Overview of the Dataset
The StackOverflow database contains information about the posts, tags, users, votes, etc on the popular question, answer website stackoverflow.com
Connection
You can connect to DuckDB by filling in this pattern URL for your database.
motherduck:[<database_name>]?motherduck_token=<token>&saas_mode=true
You need to replace the database name for a database in your DB and the token with your token.
#replace the url with the URL of your dB
vn.connect_to_duckdb(url='motherduck:[<database_name>]?motherduck_token=<token>&saas_mode=true')
Training on SQL
You can use Vanna to train on Information_schema, DDL, SQL statements, and also documentation specific to your domain (It includes information not explicit in the database but you would give to a new data analytics trainee).
Training on Plan (Information Schema)
# The information schema query may need some tweaking depending on your database. This is a good starting point.
df_information_schema = vn.run_sql("SELECT * FROM INFORMATION_SCHEMA.COLUMNS")
# This will break up the information schema into bite-sized chunks that can be referenced by the LLM
plan = vn.get_training_plan_generic(df_information_schema)
plan
# If you like the plan, then uncomment this and run it to train
vn.train(plan=plan)
Training on DDL
# In duckDB the describe statement can fetch the DDL for any table
vn.train(ddl="DESCRIBE SELECT * FROM Stackoverflow.users;")
Training on SQL statements
# here is an example of training on SQL statements
vn.train(
question="What are the top 10 users with highest amount of Badges?"
,sql="""SELECT UserId, COUNT(*) AS badge_count
FROM stackoverflow.main.badges
GROUP BY UserId
ORDER BY badge_count DESC
LIMIT 10
""")
# Another example
vn.train(
question="What is the difference in total answers for the user who answered the most answers and the user who answered the least questions?",
,sql="SELECT MAX(answer_count) - MIN(answer_count) AS difference
FROM (
SELECT OwnerUserId, COUNT(*) AS answer_count
FROM stackoverflow.main.posts
WHERE PostTypeId = 2
GROUP BY OwnerUserId
) AS answer_counts;
")
Training on Documentation
# You can feed in contextual information using documentation
vn.train(documentation="We call the user with the highest answers in a year the Grand master")
You can view your training data using vn.get_training_data()
Asking Questions
# vn.ask is runs these following functions in sequence, which can be run individually
# 1. vn.generate_ql
# 2. vn.run_sql
# 3. vn.generate_plotly_code
# 4. vn.get_plotly_figure
# this is how you can ask Vanna question's post training
vn.ask(question='Find the user with the highest amount of downvotes?' , visualize= False)

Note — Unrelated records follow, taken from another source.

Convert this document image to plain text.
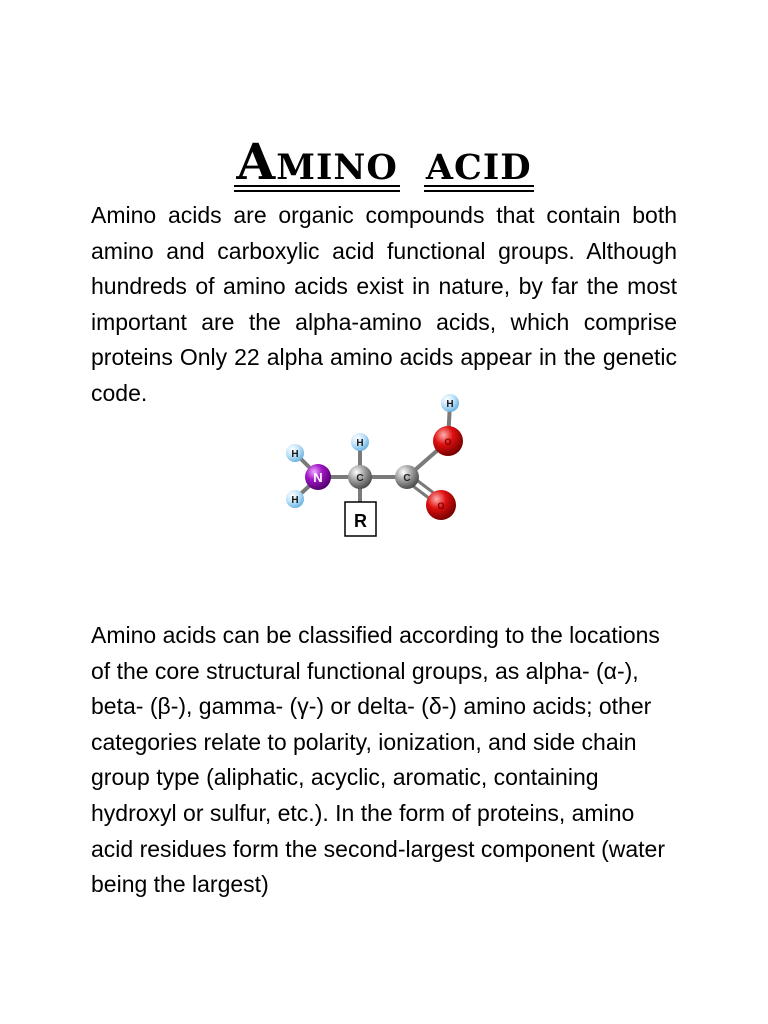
Amino acid

Amino acids are organic compounds that contain both amino and carboxylic acid functional groups. Although hundreds of amino acids exist in nature, by far the most important are the alpha-amino acids, which comprise proteins Only 22 alpha amino acids appear in the genetic code.

R
H
O
H
H
H
N	C	C
O

Amino acids can be classified according to the locations of the core structural functional groups, as alpha- (α-), beta- (β-), gamma- (γ-) or delta- (δ-) amino acids; other categories relate to polarity, ionization, and side chain group type (aliphatic, acyclic, aromatic, containing hydroxyl or sulfur, etc.). In the form of proteins, amino acid residues form the second-largest component (water being the largest)
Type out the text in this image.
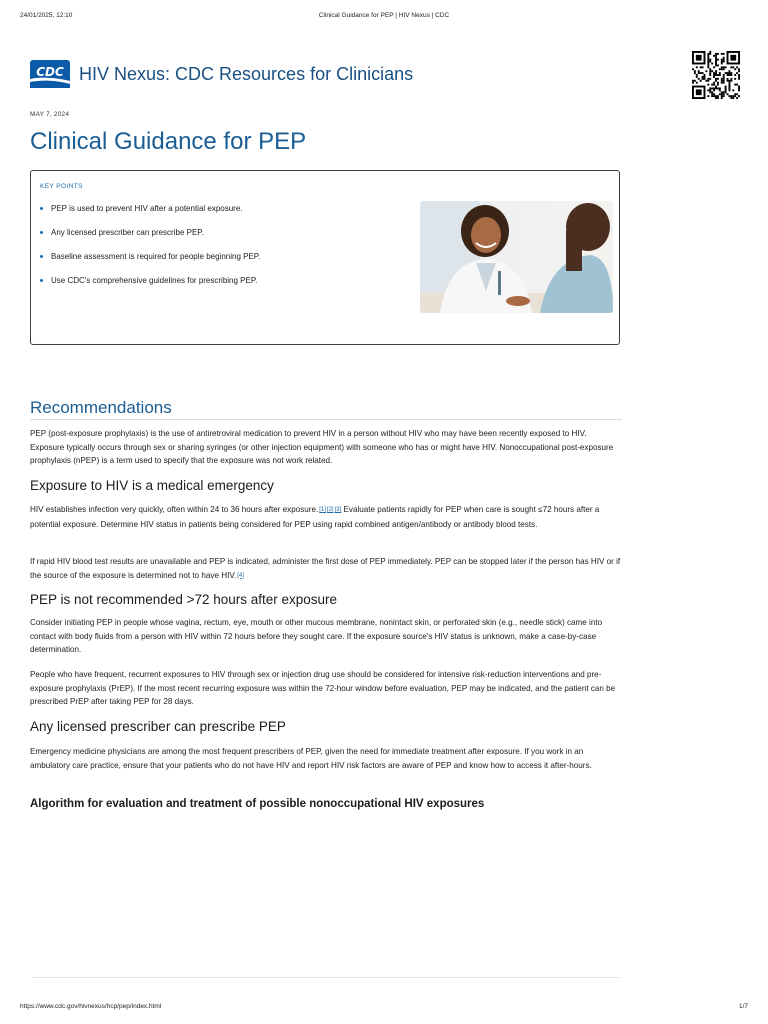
24/01/2025, 12:10	Clinical Guidance for PEP | HIV Nexus | CDC
CDC HIV Nexus: CDC Resources for Clinicians
MAY 7, 2024
Clinical Guidance for PEP
KEY POINTS
PEP is used to prevent HIV after a potential exposure.
Any licensed prescriber can prescribe PEP.
Baseline assessment is required for people beginning PEP.
Use CDC's comprehensive guidelines for prescribing PEP.
Recommendations

PEP (post-exposure prophylaxis) is the use of antiretroviral medication to prevent HIV in a person without HIV who may have been recently exposed to HIV. Exposure typically occurs through sex or sharing syringes (or other injection equipment) with someone who has or might have HIV. Nonoccupational post-exposure prophylaxis (nPEP) is a term used to specify that the exposure was not work related.

Exposure to HIV is a medical emergency

HIV establishes infection very quickly, often within 24 to 36 hours after exposure.[1][2][3] Evaluate patients rapidly for PEP when care is sought ≤72 hours after a potential exposure. Determine HIV status in patients being considered for PEP using rapid combined antigen/antibody or antibody blood tests.

If rapid HIV blood test results are unavailable and PEP is indicated, administer the first dose of PEP immediately. PEP can be stopped later if the person has HIV or if the source of the exposure is determined not to have HIV.[4]

PEP is not recommended >72 hours after exposure

Consider initiating PEP in people whose vagina, rectum, eye, mouth or other mucous membrane, nonintact skin, or perforated skin (e.g., needle stick) came into contact with body fluids from a person with HIV within 72 hours before they sought care. If the exposure source's HIV status is unknown, make a case-by-case determination.

People who have frequent, recurrent exposures to HIV through sex or injection drug use should be considered for intensive risk-reduction interventions and pre-exposure prophylaxis (PrEP). If the most recent recurring exposure was within the 72-hour window before evaluation, PEP may be indicated, and the patient can be prescribed PrEP after taking PEP for 28 days.

Any licensed prescriber can prescribe PEP

Emergency medicine physicians are among the most frequent prescribers of PEP, given the need for immediate treatment after exposure. If you work in an ambulatory care practice, ensure that your patients who do not have HIV and report HIV risk factors are aware of PEP and know how to access it after-hours.

Algorithm for evaluation and treatment of possible nonoccupational HIV exposures
https://www.cdc.gov/hivnexus/hcp/pep/index.html	1/7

Lets ask a more challenging question, involving several tables.
# This question involves the badges and post table
vn.ask(vn.ask(question='Find the first post of the user with the highest amount of badges?', visualize=False)
Now let us enable visualization, and see the results visualized in Plotly.
vn.ask('Find the top 10 users with the highest amount of Badges?')
Using the Flask App
Vanna comes with a built-in UI Flask app. Which can be launched inside a jupyter notebook or Python script.
from vanna.flask import VannaFlaskApp
app = VannaFlaskApp(vn)
app.run()
Inside the Flask app you can ask questions, see visualizations, see training data & edit your training set.